Kanako Miura, 36, died on May 19 around 3:30 p.m. after being struck by a truck while biking through Kenmore Square. Miura was a visiting scientist in Professor Russ Tedrake’s Robot Locomotion Group in CSAIL.

MIT President L. Rafael Reif broke the news to the MIT community that same evening in an email to all of campus. “Our hearts go out to her friends and colleagues at MIT, and especially to the Miura family, who must absorb this terrible news from so far away,” wrote Reif.

The Boston Globe reported that the driver probably did not see Miura. They also reported that Miura, who was wearing a helmet, suffered from critical injuries after being thrown from her bike and passed away at the scene.

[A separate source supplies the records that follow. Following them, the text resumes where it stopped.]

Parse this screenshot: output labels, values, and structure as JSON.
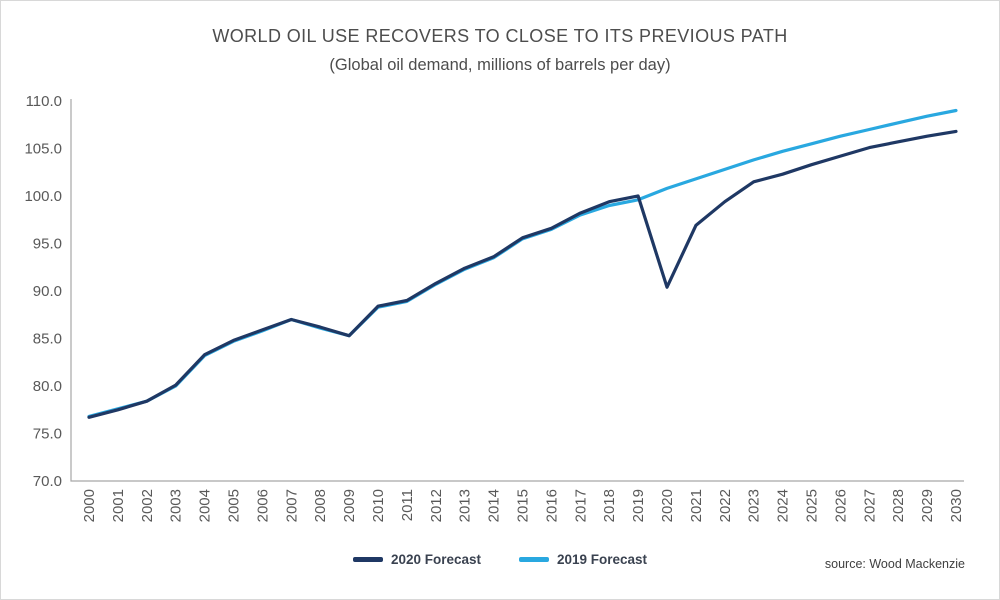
{
  "chart": {
    "title": "WORLD OIL USE RECOVERS TO CLOSE TO ITS PREVIOUS PATH",
    "subtitle": "(Global oil demand, millions of barrels per day)",
    "source": "source: Wood Mackenzie"
  },
  "legend": {
    "items": [
      {
        "label": "2020 Forecast",
        "color": "#1f3864"
      },
      {
        "label": "2019 Forecast",
        "color": "#29a8e0"
      }
    ]
  },
  "chart_data": {
    "type": "line",
    "title": "WORLD OIL USE RECOVERS TO CLOSE TO ITS PREVIOUS PATH",
    "subtitle": "(Global oil demand, millions of barrels per day)",
    "xlabel": "",
    "ylabel": "",
    "grid": false,
    "legend_position": "bottom",
    "axis_color": "#a6a6a6",
    "tick_label_color": "#595959",
    "ylim": [
      70,
      110
    ],
    "yticks": [
      70,
      75,
      80,
      85,
      90,
      95,
      100,
      105,
      110
    ],
    "ytick_labels": [
      "70.0",
      "75.0",
      "80.0",
      "85.0",
      "90.0",
      "95.0",
      "100.0",
      "105.0",
      "110.0"
    ],
    "categories": [
      "2000",
      "2001",
      "2002",
      "2003",
      "2004",
      "2005",
      "2006",
      "2007",
      "2008",
      "2009",
      "2010",
      "2011",
      "2012",
      "2013",
      "2014",
      "2015",
      "2016",
      "2017",
      "2018",
      "2019",
      "2020",
      "2021",
      "2022",
      "2023",
      "2024",
      "2025",
      "2026",
      "2027",
      "2028",
      "2029",
      "2030"
    ],
    "series": [
      {
        "name": "2019 Forecast",
        "color": "#29a8e0",
        "values": [
          76.8,
          77.6,
          78.4,
          80.0,
          83.2,
          84.7,
          85.8,
          87.0,
          86.1,
          85.3,
          88.3,
          88.9,
          90.7,
          92.3,
          93.5,
          95.5,
          96.5,
          98.0,
          99.0,
          99.6,
          100.8,
          101.8,
          102.8,
          103.8,
          104.7,
          105.5,
          106.3,
          107.0,
          107.7,
          108.4,
          109.0
        ]
      },
      {
        "name": "2020 Forecast",
        "color": "#1f3864",
        "values": [
          76.7,
          77.5,
          78.4,
          80.1,
          83.3,
          84.8,
          85.9,
          87.0,
          86.2,
          85.3,
          88.4,
          89.0,
          90.8,
          92.4,
          93.6,
          95.6,
          96.6,
          98.2,
          99.4,
          100.0,
          90.4,
          96.9,
          99.4,
          101.5,
          102.3,
          103.3,
          104.2,
          105.1,
          105.7,
          106.3,
          106.8
        ]
      }
    ],
    "source": "source: Wood Mackenzie"
  }
}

David Watson, executive director of the Massachusetts Bicycle Coalition, expressed the importance of awareness and safety in an interview with the Globe.

“Everybody at this point should know we need to share the roads,” he said. “Every­body bears responsibility for the safety of the people around them.”

Miura had been at MIT since October, conducting research in the Robot Locomotion Group and specializing in bipedal locomotion. She had two PhDs, one in Information Science from Tohoku University in Japan and another in Electronics and Automation from Université Louis-Pasteur France. As a senior researcher at Japan’s National Institute of Advanced Industrial Science and Technology, she worked on the HR-4C Future Dream robot, which had advanced locomotion capabilities such as being able to turn quickly and more accurately mimic human walking than other robots, according to an article in Akihabara News.

“She was not just a visitor in our group. She became a close friend and a member of our family,” said Tedrake in an article on her passing in CSAIL’s news website. “The energy she brought to her work was contagious, and her enthusiasm was easy to see. She loved giving tours and showing off the lab, and she had an unfailing optimism in the future and importance of humanoid robots.”